#0031 Uma breve história da vida que você escolhe

Você se lembra da primeira vez que tomou uma decisão? Eu tinha por volta de 5 anos e tinha acabado de entrar no karatê, decidi que não queria mais voltar lá. Os alongamentos eram demasiadamente dolorosos, não queria aquilo para mim. Decidi isso no auge dos meus 5 anos.

Não me recordo de ter desejado fazer esse esporte. Imagino que talvez fosse algo normal, os filhos aprendem a lutar enquanto as meninas bailavam. Felizmente para mim, a minha decisão aos 5 anos foi respeitada. E assim, não me tornei o garoto do karatê.
PS. a consequência é que até hoje eu também não consigo fazer um bom alongamento.

A decisão foi fácil, não queria sentir dor. Simples não é? E nesta época eu não tinha ainda uma consciência do eu. Até hoje não tenho ainda essa consciência, não há um dia que eu não me surpreenda com esse conceito.

Essa falta de clareza faz com que seja difícil dizer não, tantas vezes quanto são necessárias. Nós deveríamos ter uma consciência melhor de nossos desejos e objetivos. Entender que realização de desejos não traz satisfação ou felicidade.

Mas não. É como se, ao tomarmos consciência de nossa consciência (pois aos 5 anos a minha consciência era limitada como a qualquer criança), nós também recebêssemos a revelação de tudo aquilo que esperam da gente. E por nossa fragilidade, começamos a percorrer caminhos da expectativa para satisfazer o desejo daqueles que amamos.

O preço é que cada pessoa cria um mini mundo em sua cabeça, então a satisfação decorrente de viver neste mini mundo é diferente para cada pessoa. E ao satisfazer a expectativa de outro alguém, por mais que amemos este alguém, nós nos ressentimos.

Satisfazer o outro significa não satisfazer os nossos próprios desejos, afinal, é impossível existir duas pessoas iguais, ou seja, dois desejos iguais. E para não encararmos a dor de não nos frustrarmos, a gente ou quem amamos, caímos na ilusão de acreditar que podemos fazer os dois, quando na verdade não podemos. Fazer um significa não fazer o outro.

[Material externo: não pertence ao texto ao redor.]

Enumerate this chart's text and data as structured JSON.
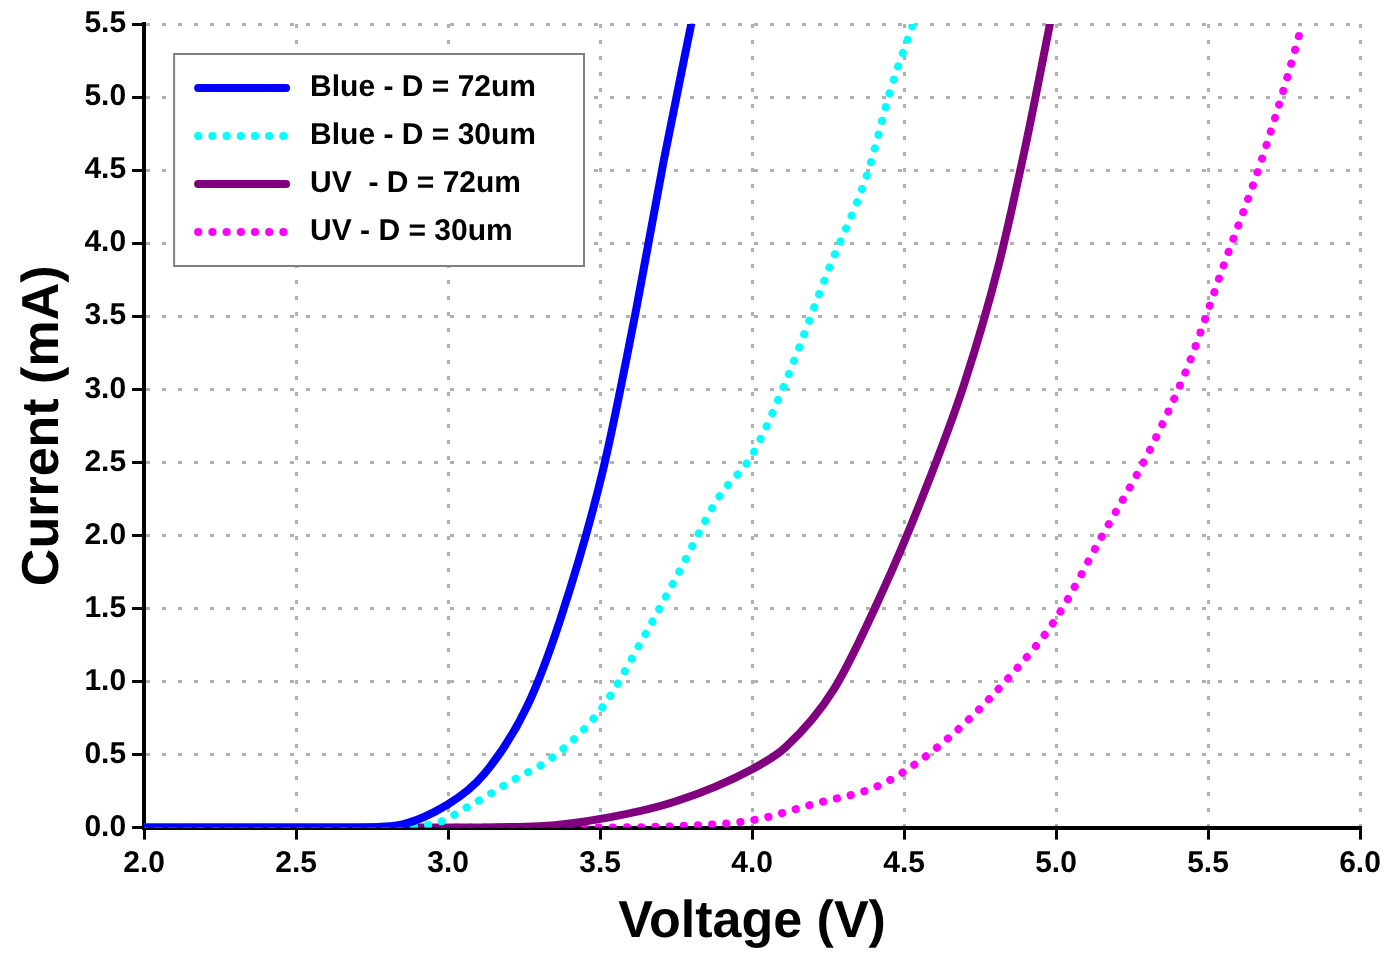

Há vezes em que esses dois eus são tão parecidos que nos enganamos e até chamamos esses momentos de felicidade. Mas há vezes que eles são tão distantes que para nos encararmos no espelho precisamos de quilos de remédio.

São tantas as vozes que com o tempo vamos deixando de saber quais daquelas vozes são realmente nossas. Com o tempo nos tornamos tão apáticos à vida que não temos mais ilusão de felicidade fora dos vícios. Não nos conhecemos e nem sabemos mais aquilo que gostamos. Porque a única realização que conhecemos é a concretização do desejo daquilo que esperam da gente.

Mas não encaramos esse fato, não. Nós mentimos para nós. Dizemos assim: tenho tempo ainda de descobrir, sou novo. Tenho toda uma vida pela frente.

Temos realmente tempo. Tempo este que nos ilude, nos faz acreditar que somos ou seremos eternos. Jovens, podemos escolher qualquer curso, não me interprete mal, você ainda pode fazer qualquer faculdade, mas nenhuma delas será como a primeira que você fez com seus vinte e poucos anos.

E nós ignoramos que escolher é definir tudo aquilo que iremos desfrutar no sentido do ser. Precisamos nos libertar da ilusão de que podemos ser tudo. Pois para sermos algo primeiro precisamos deixar de ser a infinitude de outros algos que poderíamos ser.

Este é o processo de se tornar adulto. Ser responsável pelo que você é. Não adianta chorar. Não adianta culpar o outro. Não adianta nada. O seu sofrimento, só você o sente.

Você pode continuar ignorando isso, mas cada vez que adia escolher, algum outro escolhe por você. E você e as pessoas que são próximas a você, sim, aquelas que te amam, sofrem por sua ausência de escolha.

Vale o lembrete: você não tem todo o tempo do mundo. Mesmo que você seja herdeiro e não trabalhe; mesmo que seu trabalho seja fácil; mesmo que você seja explorado ao extremo; mesmo que qualquer coisa, você não tem todo o tempo do mundo.

E todo o tempo que temos é finito diante do infinito de possibilidades que é existir neste mundo cheio de matéria.

Portanto, aprender a ser finito é aprender a ser livre de fato.